12 Secrets to Well-Behaved Ring Bearers and Flower Girls

Here are some tips to keep your flower girls and ring bearers happy so their trip down the aisle will be more “awww” than “oh no!”


flower girls holding banner sign

If you’ve spent any amount of time with young children, you are probably aware that they’re pretty unpredictable. Add in formal attire and a crowd of people staring at them, you might have a meltdown on your hands.

Keep the situation under control (as best as you can) by following these tips for well-behaved little ones. 

Consider ages and personalities

Flower girls and ring bearers typically range in age from three or four to eight years old. It may look adorable to have your 18-month-old niece toddling down the aisle, but the younger the child, the more difficult to control. And don’t only consider the children’s ages when selecting your young attendants. Some kids just don’t like being in the spotlight— they may prefer handing out programs or a more low-key honor instead.

Talk to the parents in advance

If you have a child in mind for a flower girl and ring bearer role, discuss it with his or her parents first. Make sure they are comfortable with the idea, and think their child will be able to handle it. Ask them what they need to help their child be calm and well-behaved on the day of the wedding (maybe having a quiet spot for them to nap pre-ceremony or having a grandparent present to help out), and do your best to accommodate them.

Talk it up

When asking a child to be part of your wedding, be positive and put them in control. Say something like, “You know how Uncle Chad and I are getting married in a few months? We want you to have a special part in our wedding and [explain what the role in, whether it’s carrying the rings down the aisle or tossing petals]. Do you think you can be our big helper?” Make sure the child’s parents talk about the wedding frequently so the child doesn’t forget!

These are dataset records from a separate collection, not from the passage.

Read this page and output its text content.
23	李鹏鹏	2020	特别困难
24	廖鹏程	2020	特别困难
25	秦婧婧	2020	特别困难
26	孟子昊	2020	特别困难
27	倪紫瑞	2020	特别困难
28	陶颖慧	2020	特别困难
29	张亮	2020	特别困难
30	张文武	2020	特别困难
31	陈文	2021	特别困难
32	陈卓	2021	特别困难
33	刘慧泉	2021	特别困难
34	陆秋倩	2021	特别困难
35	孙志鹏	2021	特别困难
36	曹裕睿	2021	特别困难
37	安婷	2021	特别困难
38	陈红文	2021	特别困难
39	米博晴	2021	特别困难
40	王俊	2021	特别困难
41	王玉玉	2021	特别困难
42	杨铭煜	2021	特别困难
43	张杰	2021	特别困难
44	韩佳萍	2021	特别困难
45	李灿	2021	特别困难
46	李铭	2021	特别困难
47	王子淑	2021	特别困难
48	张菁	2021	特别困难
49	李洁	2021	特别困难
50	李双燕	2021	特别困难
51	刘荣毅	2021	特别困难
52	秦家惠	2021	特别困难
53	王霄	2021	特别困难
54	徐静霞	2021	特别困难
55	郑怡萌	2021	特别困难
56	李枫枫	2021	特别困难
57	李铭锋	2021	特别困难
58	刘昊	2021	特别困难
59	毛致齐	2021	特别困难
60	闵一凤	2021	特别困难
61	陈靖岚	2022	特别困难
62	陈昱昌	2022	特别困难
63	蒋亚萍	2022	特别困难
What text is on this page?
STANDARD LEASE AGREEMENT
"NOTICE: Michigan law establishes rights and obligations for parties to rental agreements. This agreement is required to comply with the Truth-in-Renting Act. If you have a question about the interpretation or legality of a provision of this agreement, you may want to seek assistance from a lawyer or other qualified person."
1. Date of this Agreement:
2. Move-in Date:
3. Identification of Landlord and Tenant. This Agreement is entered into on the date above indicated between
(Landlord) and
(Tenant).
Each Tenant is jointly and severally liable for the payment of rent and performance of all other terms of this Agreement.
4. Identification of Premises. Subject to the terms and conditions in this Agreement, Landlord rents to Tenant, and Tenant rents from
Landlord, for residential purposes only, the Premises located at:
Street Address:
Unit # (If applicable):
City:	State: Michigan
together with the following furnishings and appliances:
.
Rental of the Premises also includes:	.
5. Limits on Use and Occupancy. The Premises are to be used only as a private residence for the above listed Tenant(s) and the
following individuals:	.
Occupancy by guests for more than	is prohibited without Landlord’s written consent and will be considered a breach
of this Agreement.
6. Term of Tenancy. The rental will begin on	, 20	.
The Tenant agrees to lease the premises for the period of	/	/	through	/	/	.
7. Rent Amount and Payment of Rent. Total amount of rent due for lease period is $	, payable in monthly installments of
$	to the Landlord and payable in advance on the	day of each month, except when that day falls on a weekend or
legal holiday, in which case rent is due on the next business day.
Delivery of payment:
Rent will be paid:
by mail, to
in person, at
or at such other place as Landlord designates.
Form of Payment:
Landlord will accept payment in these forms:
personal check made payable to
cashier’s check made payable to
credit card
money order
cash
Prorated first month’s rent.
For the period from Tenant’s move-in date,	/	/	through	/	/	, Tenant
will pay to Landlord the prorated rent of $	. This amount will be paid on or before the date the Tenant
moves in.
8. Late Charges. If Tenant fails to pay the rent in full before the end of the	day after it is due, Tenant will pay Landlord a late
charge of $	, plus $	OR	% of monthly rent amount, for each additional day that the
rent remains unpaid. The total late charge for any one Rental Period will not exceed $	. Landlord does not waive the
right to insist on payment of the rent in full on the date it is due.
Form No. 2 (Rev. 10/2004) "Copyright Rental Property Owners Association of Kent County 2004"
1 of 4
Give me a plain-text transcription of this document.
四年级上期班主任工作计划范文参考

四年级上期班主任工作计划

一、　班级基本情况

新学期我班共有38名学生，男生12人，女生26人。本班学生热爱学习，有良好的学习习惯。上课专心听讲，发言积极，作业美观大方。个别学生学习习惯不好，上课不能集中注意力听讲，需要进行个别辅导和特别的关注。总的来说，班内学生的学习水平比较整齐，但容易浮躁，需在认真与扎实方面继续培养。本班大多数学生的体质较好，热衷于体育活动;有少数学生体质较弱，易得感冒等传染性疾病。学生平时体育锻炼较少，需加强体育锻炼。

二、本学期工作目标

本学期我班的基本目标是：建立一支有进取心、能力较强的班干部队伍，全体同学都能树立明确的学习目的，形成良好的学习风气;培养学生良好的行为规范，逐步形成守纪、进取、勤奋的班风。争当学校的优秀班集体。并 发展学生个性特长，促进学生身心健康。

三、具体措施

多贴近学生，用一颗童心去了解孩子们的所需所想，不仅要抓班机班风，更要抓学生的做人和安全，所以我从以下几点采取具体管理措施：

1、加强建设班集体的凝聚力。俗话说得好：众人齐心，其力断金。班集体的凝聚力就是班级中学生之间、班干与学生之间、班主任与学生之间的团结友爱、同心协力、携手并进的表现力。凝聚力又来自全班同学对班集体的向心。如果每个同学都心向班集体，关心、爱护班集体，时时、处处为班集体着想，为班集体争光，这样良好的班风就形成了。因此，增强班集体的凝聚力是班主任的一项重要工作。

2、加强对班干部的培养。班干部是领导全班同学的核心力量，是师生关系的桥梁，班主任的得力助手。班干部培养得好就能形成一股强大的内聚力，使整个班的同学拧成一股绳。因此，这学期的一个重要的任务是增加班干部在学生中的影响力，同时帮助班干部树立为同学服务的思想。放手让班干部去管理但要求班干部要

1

Let them help pick out attire

You want to make sure that the kids are relatively comfortable in their wedding attire. So let them have a say in some aspect of their attire. While a little boy might not be thrilled about wearing a suit, he might be more into it if he gets to pick the tie he wears.

Practice makes perfect

If you know the song that will be playing when the little one walks down the aisle, send the track to the child’s parents so they can listen and practice at home. We can tell you from experience, that this actually works—when the child hears the familiar music during the ceremony, they will know it’s time to walk down the aisle!

Give them a task

Whether it’s holding the rings or tossing petals, carrying a sign or waving a wand, keeping kids focus on a task will distract them from the people staring at them and the grandeur of the moment—and make them feel important and special.

Bribery. Pure bribery.

Just like your bridesmaids and groomsmen, your youngest attendants should get gifts as well. You may want to give the child their gift before the wedding, or you might want to have it waiting for them at the end of the aisle if they need a little motivation.

Make sure they’re napped and fed

Do all you can to create a safe and comfortable environment for the little ones before the ceremony—even if things are a little stressful. Try to keep them as on-schedule as possible throughout the day by having them eat and nap at their regular times.

Dress them at the last minute

Kids have a funny way of getting their clothes dirty at the most inopportune times. Put the kids in their outfits as close to the ceremony time as possible. If they require a snack while they’re in their wedding attire, keep it as mess-free as possible (crackers rather than chocolate).

Be flexible

If a little one won’t wear her hair wreath or wants to carry his stuffed animal down the aisle, that’s okay. Allow kids to walk in groups rather than solo if that makes them more comfortable. And if a child refuses to walk at the last minute, don’t force them.

Have an adult on stand-by

Some children may need a helping hand to get them down the aisle. Familiar adults should be by the child’s side both at the beginning and the end of the aisle. Telling a child, “Walk to Mommy” is usually a good incentive for him or her to start walking if they’re a bit nervous. And make sure the child is seated with a family member who can remove them from the ceremony if they start to get too fidgety or fussy.

Give them lots of praise

Attending a wedding is a big deal for a little one, and having you and your spouse thank them for their help will mean so much. Be sure to take a moment after the ceremony to give the little ones a hug or high-five for a job (hopefully!) well done!